2) — A chamada ala ideológica do bolsonarismo, que tem como gurus Olavo de Carvalho e Steve Bannon, viajou na ilusão de que, a partir do Brasil, varreria as esquerdas e faria uma revolução cultural de direita em toda a América do Sul. Como os ventos políticos nessa região mudam rapidamente de direção, o que antes era um amplo projeto continental de poder, virou necessidade de se defender. Aí a revolta popular no Chile, a eleição na Argentina e tudo que rola nos países vizinhos, sem nem contar a Venezuela, passou a assustar e a estimular a ideia estapafúrdia de precipitar um confronto no Brasil. O vídeo das hienas contra o rei leão Bolsonaro, entre outros posts, é a parte mais visível dessa estratégia.
3) — O engajamento do presidente Bolsonaro. No episódio do vídeo das hienas, Carlos Bolsonaro fez questão de dizer que quem mandou divulgar foi seu pai. Quando deu problema com outros tuítes postados em nome do presidente, Carluxo sempre assumiu a autoria. A diferença agora é que o presidente parece disposto a voltar ao protagonismo na guerra em que sempre foi o carro chefe. Conta para isso com o apoio constatado pelas pesquisas de cerca de 30% da população e o fato de no jogo de poder não chegar só.

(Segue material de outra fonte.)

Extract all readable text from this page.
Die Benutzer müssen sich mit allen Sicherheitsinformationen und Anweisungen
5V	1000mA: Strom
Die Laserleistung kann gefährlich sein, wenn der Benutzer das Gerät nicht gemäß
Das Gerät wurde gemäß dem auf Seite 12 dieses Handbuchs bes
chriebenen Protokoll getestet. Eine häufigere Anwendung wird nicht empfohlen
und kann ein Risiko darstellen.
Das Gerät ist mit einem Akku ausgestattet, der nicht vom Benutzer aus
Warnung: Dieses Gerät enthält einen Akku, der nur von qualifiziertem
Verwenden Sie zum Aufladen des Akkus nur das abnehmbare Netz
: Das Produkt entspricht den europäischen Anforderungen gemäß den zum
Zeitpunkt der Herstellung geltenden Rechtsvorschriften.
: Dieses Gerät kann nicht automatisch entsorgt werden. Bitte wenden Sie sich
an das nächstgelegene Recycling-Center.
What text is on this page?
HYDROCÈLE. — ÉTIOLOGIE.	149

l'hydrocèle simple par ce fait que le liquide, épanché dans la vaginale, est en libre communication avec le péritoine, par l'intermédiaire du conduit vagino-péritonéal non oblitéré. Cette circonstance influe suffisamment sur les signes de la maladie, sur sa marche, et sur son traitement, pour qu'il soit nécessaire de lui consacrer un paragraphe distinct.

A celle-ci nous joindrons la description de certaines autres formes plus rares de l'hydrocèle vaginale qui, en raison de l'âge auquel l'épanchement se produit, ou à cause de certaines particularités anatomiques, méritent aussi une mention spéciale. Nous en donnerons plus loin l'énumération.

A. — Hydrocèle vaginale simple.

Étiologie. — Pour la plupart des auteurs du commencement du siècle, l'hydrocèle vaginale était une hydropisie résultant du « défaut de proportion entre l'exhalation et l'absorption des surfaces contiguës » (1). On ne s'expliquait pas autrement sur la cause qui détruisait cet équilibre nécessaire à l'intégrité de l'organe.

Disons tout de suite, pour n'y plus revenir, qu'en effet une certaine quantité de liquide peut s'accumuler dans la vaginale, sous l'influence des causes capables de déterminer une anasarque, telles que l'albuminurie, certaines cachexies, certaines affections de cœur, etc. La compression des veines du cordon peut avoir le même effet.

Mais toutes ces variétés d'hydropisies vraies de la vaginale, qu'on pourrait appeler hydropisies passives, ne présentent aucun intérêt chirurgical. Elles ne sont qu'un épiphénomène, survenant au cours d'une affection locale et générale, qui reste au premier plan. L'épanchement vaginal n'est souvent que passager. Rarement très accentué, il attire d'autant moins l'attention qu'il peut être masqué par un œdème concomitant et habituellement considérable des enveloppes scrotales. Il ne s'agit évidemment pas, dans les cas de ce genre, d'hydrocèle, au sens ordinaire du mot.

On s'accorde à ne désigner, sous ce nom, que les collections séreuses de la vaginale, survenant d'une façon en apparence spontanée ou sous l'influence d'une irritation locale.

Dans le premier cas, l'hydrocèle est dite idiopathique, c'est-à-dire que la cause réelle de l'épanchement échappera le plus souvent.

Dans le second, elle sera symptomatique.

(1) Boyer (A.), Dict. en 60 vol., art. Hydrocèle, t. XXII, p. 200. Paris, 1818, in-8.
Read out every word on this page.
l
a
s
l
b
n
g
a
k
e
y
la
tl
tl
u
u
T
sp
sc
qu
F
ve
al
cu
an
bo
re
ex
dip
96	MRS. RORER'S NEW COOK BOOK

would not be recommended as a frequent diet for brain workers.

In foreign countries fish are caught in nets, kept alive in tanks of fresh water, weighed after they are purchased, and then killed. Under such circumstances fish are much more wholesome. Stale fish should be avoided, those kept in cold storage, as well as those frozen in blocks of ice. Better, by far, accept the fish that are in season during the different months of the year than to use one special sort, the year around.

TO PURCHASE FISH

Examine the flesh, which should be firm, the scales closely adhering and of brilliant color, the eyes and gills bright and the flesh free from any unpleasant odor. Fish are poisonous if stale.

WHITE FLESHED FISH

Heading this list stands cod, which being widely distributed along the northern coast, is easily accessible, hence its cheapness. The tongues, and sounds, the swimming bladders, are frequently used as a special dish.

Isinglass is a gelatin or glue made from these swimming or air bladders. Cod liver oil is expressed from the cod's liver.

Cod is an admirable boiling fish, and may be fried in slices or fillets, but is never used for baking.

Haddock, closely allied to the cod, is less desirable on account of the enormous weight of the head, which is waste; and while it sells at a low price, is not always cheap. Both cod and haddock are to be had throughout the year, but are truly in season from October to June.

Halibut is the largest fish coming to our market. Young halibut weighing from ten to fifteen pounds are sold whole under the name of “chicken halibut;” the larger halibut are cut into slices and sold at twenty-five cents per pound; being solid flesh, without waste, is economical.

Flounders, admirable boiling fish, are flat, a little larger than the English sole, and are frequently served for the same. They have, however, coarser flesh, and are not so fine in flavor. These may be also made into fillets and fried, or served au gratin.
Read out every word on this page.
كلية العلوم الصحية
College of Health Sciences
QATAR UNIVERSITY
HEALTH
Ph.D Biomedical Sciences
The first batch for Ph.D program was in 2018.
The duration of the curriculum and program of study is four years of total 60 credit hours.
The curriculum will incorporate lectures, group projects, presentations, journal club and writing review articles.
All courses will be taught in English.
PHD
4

4) — O general Augusto Heleno, desde a campanha eleitoral, era tido e havido como referência de equilíbrio. Em alguns setores foi apresentado como salvaguarda contra eventuais surtos autoritários de um governo Bolsonaro. O credenciava o fato de ser junto com o general Villas Bôas os principais líderes militares do país. Pois bem. Heleno foi a única voz destoante na reação generalizada na República ao besteirol de Eduardo Bolsonaro sobre um novo AI-5. “Não ouvi ele falar isso. Se falou, tem de estudar como vai fazer, como vai conduzir. Acho que, se houver uma coisa no padrão do Chile, é lógico que tem de fazer alguma coisa para conter. Mas até chegar a esse ponto tem um caminho longo”.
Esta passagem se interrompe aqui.